I prove it for $n=p$ a prime. After checking the cases $p=2$ and $p=3$ by hand, I suppose that $p>3$. Let $a \in \mathbf F_p$, we want to show that $a$ is the sum of a square and a cube. Without loss of generality we suppose $a \neq 0$. Let $E_a$ be the curve $$y^2 = x^3 +a.$$ over $\mathbf F_p$. Since $a \neq 0$, $E_a$ is an elliptic curve over $\mathbf F_p$. We have the following theorem (the so-called Hasse bound, or the Riemann hypothesis for elliptic curves over finite fields):

Theorem (Artin - Hasse) : Let $E/\mathbf F_p$ be an elliptic curve.
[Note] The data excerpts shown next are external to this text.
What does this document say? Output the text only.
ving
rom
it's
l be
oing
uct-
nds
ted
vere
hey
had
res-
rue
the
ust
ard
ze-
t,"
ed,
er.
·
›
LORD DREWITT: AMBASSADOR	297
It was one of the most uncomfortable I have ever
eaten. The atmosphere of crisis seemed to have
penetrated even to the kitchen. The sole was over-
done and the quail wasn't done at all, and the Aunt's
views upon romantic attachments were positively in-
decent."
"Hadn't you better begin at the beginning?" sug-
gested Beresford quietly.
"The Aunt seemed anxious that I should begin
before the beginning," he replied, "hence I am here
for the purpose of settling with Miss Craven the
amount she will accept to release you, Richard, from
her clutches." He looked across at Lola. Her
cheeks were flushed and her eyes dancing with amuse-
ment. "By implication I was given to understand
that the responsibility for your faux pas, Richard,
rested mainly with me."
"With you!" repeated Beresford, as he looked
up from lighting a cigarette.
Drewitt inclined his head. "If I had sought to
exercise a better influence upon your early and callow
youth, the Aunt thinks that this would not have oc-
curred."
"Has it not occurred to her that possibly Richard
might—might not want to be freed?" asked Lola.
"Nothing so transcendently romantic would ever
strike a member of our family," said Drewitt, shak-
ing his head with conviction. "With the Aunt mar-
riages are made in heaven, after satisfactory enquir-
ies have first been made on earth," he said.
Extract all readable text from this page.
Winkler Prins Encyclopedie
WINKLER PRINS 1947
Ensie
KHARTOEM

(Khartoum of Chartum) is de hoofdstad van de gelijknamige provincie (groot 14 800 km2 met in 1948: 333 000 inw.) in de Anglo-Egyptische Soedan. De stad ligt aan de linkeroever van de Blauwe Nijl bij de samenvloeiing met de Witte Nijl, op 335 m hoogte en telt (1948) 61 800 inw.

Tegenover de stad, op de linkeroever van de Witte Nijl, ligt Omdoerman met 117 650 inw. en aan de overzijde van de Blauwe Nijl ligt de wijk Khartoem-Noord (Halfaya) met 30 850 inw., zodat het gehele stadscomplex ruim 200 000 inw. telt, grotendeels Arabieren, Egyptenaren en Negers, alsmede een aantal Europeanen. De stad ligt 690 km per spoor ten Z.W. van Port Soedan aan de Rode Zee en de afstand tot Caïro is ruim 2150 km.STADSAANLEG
Then $$|\#E(\mathbf F_p) - p - 1| \leq 2 \sqrt p.$$

Corollary: If $p>3$, then $\#E(\mathbf F_p)>1$, i.e. $E$ has a nontrivial rational point over $\mathbf F_p$.

Proof: If $\#E(\mathbf F_p) = 1$ then $p \leq 2 \sqrt p$ implies $p\leq 4$.

Corollary: If $p$ is prime, then every element of $\mathbf Z/p\mathbf Z$ is the sum of a cube and a square.

Proof: If $(x_0, y_0)$ is a nontrivial point on $E_a$ then $y_0^2 + (-x_0)^3 = a$.

Remark: Your other question, concerning the existence of a solution with $x_0 \neq y_0$, can be answered positively using Bézout's theorem. The line $y=x$ intersects $E_a$ in at most $3$ points, so for $p$ large enough, Artin-Hasse still guarantees the existence of a solution with $x_0 \neq y_0$. (I'll let you figure out the right bound on $p$.)